Advance of Farrelly film offers local boost
LOCAL

Advance of Farrelly film offers local boost

Gwenn Friss
gfriss@capecodonline.com
Mariann Farrelly, mother of "Green Book' writer and director Peter Farrelly, has arranged an advance showing of the film in Mashpee to benefit the Boys & Girls Club of Cape Cod. [Ron Schloerb/Cape Cod Times]

While Peter Farrelly was debuting his first dramedy, “Green Book,” garnering honors in Boston and Toronto, his mother was setting up an early screening that’s happening Sunday at Regal Cinemas in Mashpee to benefit the Boys & Girls Club of Cape Cod.

In a phone call Thursday from New York, Farrelly said he’s thrilled about that.

“We try to raise some money for the causes we care about when the movies come out, and my mother, both my parents actually, have handled that. It’s just a little advance screening to raise a few bucks,” Farrelly said, “People get to see the movie a few days before it officially opens on Cape Wednesday.”

Mariann Farrelly is a longtime resident of New Seabury.

The Farrelly brothers, Peter and Bobby, made 11 comedies together, including “Dumb & Dumber,” “Fever Pitch,” “Shallow Hal” and “Osmosis Jones.” Their 1998 release, “There’s Something About Mary,” was part of a Cape fundraiser that led to the opening of the Boys & Girls Club of Cape Cod in Mashpee.

Patriots owner Robert Kraft showed up with a surprise challenge donation. He gave $500,000, which the town agreed to match, to get the struggling club built and running. The club now serves 1,136 young people, said CEO Ruth Provost.

“Mariann and her late husband (Dr. Robert "Docky” Farrelly) have always been donors to the Boys & Girls Club,” Provost said, adding that the fundraiser comes at a particularly good time as the club tries to balance its year-end budget.
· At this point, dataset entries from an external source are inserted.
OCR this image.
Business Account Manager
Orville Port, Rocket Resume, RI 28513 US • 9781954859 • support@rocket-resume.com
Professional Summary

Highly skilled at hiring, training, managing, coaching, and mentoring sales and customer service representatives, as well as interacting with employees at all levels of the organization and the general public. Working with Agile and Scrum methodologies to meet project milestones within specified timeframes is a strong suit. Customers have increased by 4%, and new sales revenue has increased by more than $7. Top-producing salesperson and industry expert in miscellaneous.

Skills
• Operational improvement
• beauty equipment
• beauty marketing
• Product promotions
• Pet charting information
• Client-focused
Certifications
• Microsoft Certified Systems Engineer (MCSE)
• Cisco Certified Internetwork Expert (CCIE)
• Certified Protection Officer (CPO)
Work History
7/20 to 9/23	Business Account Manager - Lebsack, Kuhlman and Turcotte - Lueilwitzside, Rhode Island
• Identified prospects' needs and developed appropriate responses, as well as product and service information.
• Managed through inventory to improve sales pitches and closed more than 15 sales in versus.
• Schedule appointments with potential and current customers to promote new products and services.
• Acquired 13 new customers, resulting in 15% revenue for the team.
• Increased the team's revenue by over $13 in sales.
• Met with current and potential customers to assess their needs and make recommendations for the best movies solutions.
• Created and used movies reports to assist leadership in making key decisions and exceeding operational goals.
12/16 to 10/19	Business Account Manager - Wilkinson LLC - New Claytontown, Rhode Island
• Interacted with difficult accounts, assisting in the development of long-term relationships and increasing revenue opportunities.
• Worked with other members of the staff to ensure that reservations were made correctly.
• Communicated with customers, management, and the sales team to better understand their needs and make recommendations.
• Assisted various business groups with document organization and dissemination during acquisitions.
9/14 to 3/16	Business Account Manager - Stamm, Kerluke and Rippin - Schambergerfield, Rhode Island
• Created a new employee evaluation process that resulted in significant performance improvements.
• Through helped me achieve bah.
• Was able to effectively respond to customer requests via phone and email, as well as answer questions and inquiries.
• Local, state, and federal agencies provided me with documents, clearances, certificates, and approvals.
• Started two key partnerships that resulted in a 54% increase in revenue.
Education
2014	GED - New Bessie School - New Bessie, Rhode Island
Tickets, at $30, include admission to the 3:30 p.m. screening and hors d’oeuvres (cash bar) at the nearby 99 Restaurant afterward. Call 508-477-8845 for tickets.

“Green Book” is the first movie Peter Farrelly has made without his brother and the first that is not purely comedy. It is the true story of gifted Carnegie Hall classical concert pianist Donald Shirley, a black man, and the white New York bouncer, Tony Lip, whom Shirley hired to drive him because he was worried about racism and violence when his record label booked him on a jazz tour of the South in 1962.

“The only problem was that Tony Lip was racist himself. But gradually, slowly, incrementally, they became friends. It’s kind of an odd-couple story, but it’s a good story for the times we are living in,” Farrelly said.

Farrelly wrote the “Green Book” script with Brian Hayes Currie and Lip’s son, Nick Vallelonga, based on letters Lip had sent home to his family during the Southern tour. At Shirley’s request, the movie was not made until after he died in April 2013. Lip died in January of that same year.

In “Green Book,” Mahershala Ali plays Shirley and Viggo Mortensen, Lip.

In the Copacabana scene, you’ll find Mariann Farrelly, who has had a small part in all of her sons’ movies. She said she attended a screening Sunday in Purchase, New York, and the audience was laughing and crying.

“With Peter, there’s always humor, But I never doubted he would do this movie,” Mariann Farrelly said of the second-oldest of her five children. “He’s always been the sensitive one. Growing up he would be the one to come tell me if one of the other kids was sick or sad.”

Peter Farrelly said, “I like getting her in the movies because she’s 85 years old and she’s only going to be around for another 30 or 40 years.”

“Green Book” won top awards at the Toronto and Boston film festivals, creating Oscar buzz.

“This is an unusual movie in that it’s for everybody,” Farrelly said of the PG-13 rated movie. “It doesn’t take sides. Whatever side of the aisle you’re on politically, this movie is for you. It will hopefully bring people together.”